Здесь же я приведу выдержку лишь из двух из них: 1. Письмо в редакцию «Отечественных записок», написанное Марксом в 1877 г.; 2. Предисловие ко второму русскому изданию «Манифеста коммунистической партии», написанное Марксом и Энгельсом в 1882 г.
В письме в редакцию «Отечественных записок» Маркс писал:
«В послесловии ко второму немецкому изданию “Капитала”, - которое автору статьи о г-не Жуковском известно, так как он его цитирует,- я говорю о “великом русском ученом и критике” (Н.Г. Чернышевском - В.К.) с высоким уважением, какого он заслуживает. Этот ученый в своих замечательных статьях исследовал вопрос - должна ли Россия, как того хотят ее либеральные экономисты, начать с разрушения сельской общины, чтобы перейти к капиталистическому строю, или же, наоборот, она может, не испытав мук этого строя, завладеть всеми его плодами, развивая свои собственные исторические данные. Он высказывается в смысле этого последнего решения. И мой почтенный критик (Михайловский - В.К.) имел по меньшей мере столько же оснований заключить из моего уважения к этому “великому русскому ученому и критику”, что я разделяю взгляды последнего на этот вопрос, как из моей полемики против “беллетриста” и панслависта (А. Герцена - В.К.) сделать вывод, что я эти взгляды отвергаю.
Впрочем, так как я не люблю оставлять “места для догадок”, я выскажусь без обиняков. Чтобы иметь возможность со знанием дела судить об экономическом развитии России, я изучил русский язык и затем в течение долгих лет изучал официальные и другие издания, имеющие отношение к этому предмету. Я пришёл к такому выводу. Если Россия будет продолжать идти по тому пути, по которому она следовала с 1861 г., то она упустит наилучший случай, который история когда-либо предоставляла какому-либо народу, и испытает все роковые злоключения капиталистического строя» (К. Маркс и Ф. Энгельс. Соч. Изд. 2-е, т.19, стр. 116-119)

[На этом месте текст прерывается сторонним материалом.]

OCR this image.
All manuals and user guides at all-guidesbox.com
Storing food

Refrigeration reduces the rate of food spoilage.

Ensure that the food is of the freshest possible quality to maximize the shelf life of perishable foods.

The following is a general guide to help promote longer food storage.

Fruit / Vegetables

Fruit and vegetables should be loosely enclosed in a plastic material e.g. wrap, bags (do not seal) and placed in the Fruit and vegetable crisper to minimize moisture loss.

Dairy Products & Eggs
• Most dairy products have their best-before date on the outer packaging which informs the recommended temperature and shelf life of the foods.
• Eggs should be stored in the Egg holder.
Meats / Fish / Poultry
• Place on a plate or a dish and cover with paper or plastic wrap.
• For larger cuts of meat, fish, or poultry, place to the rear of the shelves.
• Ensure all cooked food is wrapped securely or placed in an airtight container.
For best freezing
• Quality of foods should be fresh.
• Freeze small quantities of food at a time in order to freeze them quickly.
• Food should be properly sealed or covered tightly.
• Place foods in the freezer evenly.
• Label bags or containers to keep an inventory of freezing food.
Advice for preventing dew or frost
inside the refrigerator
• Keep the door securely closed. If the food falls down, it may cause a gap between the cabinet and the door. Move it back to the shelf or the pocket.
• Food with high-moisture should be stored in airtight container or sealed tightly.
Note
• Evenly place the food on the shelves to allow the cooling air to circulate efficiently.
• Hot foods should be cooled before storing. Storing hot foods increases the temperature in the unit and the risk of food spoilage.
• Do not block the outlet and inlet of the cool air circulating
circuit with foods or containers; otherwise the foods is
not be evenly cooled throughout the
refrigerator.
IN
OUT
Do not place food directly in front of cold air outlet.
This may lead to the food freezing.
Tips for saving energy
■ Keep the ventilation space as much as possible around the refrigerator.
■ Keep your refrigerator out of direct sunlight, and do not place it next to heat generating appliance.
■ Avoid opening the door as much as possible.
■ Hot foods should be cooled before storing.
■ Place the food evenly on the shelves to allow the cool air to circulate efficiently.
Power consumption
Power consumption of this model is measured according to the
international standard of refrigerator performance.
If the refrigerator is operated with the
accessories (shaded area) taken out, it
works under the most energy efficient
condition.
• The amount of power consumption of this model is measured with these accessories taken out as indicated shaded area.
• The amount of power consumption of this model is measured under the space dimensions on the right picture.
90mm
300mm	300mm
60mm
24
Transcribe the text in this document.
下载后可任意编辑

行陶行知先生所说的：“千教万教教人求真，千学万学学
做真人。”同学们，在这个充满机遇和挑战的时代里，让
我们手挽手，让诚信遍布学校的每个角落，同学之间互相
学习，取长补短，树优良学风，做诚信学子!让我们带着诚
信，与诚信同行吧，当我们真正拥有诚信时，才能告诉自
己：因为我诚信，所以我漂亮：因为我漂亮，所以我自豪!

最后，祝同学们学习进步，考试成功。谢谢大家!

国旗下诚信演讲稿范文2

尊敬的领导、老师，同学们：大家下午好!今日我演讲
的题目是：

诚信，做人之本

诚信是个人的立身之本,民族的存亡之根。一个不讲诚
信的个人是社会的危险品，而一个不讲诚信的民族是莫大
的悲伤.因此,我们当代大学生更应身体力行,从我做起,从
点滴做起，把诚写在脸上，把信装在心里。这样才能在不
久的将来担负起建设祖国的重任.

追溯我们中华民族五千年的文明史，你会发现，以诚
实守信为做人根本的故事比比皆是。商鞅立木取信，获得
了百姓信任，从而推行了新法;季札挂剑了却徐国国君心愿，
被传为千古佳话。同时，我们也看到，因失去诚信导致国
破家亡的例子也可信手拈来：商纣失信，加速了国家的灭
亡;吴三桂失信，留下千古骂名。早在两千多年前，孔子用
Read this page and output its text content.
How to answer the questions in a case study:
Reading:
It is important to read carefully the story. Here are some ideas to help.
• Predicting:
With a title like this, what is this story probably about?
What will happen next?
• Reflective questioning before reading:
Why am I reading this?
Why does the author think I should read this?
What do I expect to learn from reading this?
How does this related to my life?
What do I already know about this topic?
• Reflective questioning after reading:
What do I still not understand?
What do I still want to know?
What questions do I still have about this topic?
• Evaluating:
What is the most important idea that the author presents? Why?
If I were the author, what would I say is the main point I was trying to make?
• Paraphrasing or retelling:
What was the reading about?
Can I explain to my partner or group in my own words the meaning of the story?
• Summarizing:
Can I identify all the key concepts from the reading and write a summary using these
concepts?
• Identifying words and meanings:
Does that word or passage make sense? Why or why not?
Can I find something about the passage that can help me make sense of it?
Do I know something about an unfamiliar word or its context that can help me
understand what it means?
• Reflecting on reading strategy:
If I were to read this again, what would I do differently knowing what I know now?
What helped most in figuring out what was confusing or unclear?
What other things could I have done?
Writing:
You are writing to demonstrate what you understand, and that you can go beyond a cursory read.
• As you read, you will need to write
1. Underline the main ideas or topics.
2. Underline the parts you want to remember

Далее разбирая двадцать четвёртую главу первого тома «Капитала» Маркс продолжает в письме:
«Итак что же мог извлечь мой критик (Михайловский - В.К.) из этого исторического очерка в применении к России? Только следующее. Если Россия имеет тенденцию стать капиталистической нацией по образцу наций Западной Европы,- а за последние годы она немало потрудилась в этом направлении,- она не достигнет этого, не превратив предварительно значительной части своих крестьян в пролетариев; а после этого, уже очутившись в лоне капиталистического строя, она будет подчинена его неумолимым законам, как и прочие нечестивые народы. Вот и все. Но этого моему критику (Михайловскому - В.К.) слишком мало, ему непременно нужно превратить мой исторический очерк возникновения капитализма в Западной Европе в историко-философскую теорию о всеобщем пути, по которому роковым образом обречены идти все народы, каковы бы ни были исторические условия, в которых они оказываются, - для того, чтобы прийти в конечном счете к той экономической формации, которая обеспечивает вместе с величайшим расцветом производительных сил общественного труда и наиболее полное развитие человека. Но я прошу у него (Михайловского - В.К.) извинения. Это было бы одновременно и слишком лестно и слишком постыдно для меня» (К. Маркс и Ф. Энгельс. Соч. Изд. 2-е, т. 19, стр. 120).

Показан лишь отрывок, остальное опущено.